Legs bent, arms extended, oars as far back in the water as she could reach, the blades were ready to slice into the water at a perfect angle. Kate sat there motionless for a time, feeling the boat bob and sway, breathing in time with the water’s heartbeat. When she and the lake were breathing as one, she found her center, her perfect balance. Kate pushed off hard with her legs, pulling the oars to her chest at the same time, then, skimming the flat blades against the water’s surface, back to their ready position. And again, and again. The rhythm of it, the sameness of the movement, the communion with the lake hypnotized her.

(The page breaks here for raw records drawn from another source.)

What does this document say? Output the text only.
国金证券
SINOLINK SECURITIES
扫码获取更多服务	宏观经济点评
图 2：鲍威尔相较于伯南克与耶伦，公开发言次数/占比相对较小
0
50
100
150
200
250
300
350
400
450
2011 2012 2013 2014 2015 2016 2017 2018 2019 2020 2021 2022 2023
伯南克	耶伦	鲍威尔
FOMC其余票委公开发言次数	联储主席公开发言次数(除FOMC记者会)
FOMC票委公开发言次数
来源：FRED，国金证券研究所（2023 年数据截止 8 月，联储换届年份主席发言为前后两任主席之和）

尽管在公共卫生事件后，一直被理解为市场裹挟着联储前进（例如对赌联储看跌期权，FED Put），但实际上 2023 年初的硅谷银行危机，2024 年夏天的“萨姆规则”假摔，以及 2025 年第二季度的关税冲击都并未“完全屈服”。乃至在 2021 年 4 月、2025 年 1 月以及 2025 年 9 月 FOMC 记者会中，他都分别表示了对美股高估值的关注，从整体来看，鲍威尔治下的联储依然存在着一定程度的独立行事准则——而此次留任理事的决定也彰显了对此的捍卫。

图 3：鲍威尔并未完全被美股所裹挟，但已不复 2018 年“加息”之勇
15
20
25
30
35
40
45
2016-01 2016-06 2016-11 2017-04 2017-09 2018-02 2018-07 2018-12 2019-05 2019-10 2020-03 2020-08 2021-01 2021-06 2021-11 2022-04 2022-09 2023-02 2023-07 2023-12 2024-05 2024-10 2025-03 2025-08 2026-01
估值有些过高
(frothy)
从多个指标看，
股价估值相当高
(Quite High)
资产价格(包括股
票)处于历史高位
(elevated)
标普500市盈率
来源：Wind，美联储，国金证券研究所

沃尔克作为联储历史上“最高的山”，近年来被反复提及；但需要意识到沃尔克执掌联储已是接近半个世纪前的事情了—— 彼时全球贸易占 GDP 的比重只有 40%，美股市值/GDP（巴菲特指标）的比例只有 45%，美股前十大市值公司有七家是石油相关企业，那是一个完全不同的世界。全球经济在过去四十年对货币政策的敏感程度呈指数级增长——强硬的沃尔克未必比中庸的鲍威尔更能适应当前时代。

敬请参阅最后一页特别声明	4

Kate’s memories of the morning’s events were skimming away along the surface of the water. She felt less panicked now, safer here on the water, as she always did. She noticed a deer making its way to the shoreline for a drink. Kate hoped she wouldn’t startle it too much as she passed. It didn’t seem to notice her. Kate always saw wildlife when she rowed; it was one of the things she loved best about the sport. When she reached the end of the bay, where the water streamed into the vastness of the lake, she stopped for a moment to catch her breath before turning the boat around with the awkward circular oar motion that always reminded Kate of the legs of a crab that has been caught on its back.
Kate pulled the oars toward her again, slowly and more methodically this time. She wasn’t in a hurry to get back to the dock. She was enjoying being out here on the water on such a blue, bright day. But suddenly, inexplicably, the weather changed, as it often did on this lake. A mist began to rise out of the water, a delicate fog. It settled like a cloud just above the water’s surface, giving the landscape an eerie feeling. A couple of mallards materialized out of the fog and floated toward Kate; an island in the distance seemed to be hovering just inches above the water’s surface.
She looked down and, through the mist, stared into the water. She was caught by the sight of her own hazy, wispy reflection. Brown-haired, mousy Kate. As her oar glided over the surface of the water, Kate caught sight of something beneath, or thought she did. She skimmed to a stop. It was floating to the surface, rising like a diver out of the deep. A fish? Kate leaned over the side of the boat and squinted to get a better look. She took a quick breath in when she recognized that other woman’s face, the dead woman’s face, floating within her own reflection. Their two faces were entwined—Kate’s eyes opened, the other woman’s eyes closed. Kate stared as the two faces became one.
The eyes of the dead woman’s reflection shot open, those intense, violet eyes staring directly at Kate, her mouth moving, as if trying to speak. The sight of it startled Kate so much that she lost her balance and capsized, gulping a mouthful of water as the lake came into contact with her own gasping face.
On the other side of town, Johnny Stratton was talking to the coroner, Janet Green.
“Drowning, then?” he asked.
Janet nodded. “But that’s not all. She has several stab wounds in the back. My guess is that somebody stabbed her and threw her in the water, or she fell in shortly thereafter, before she was dead.”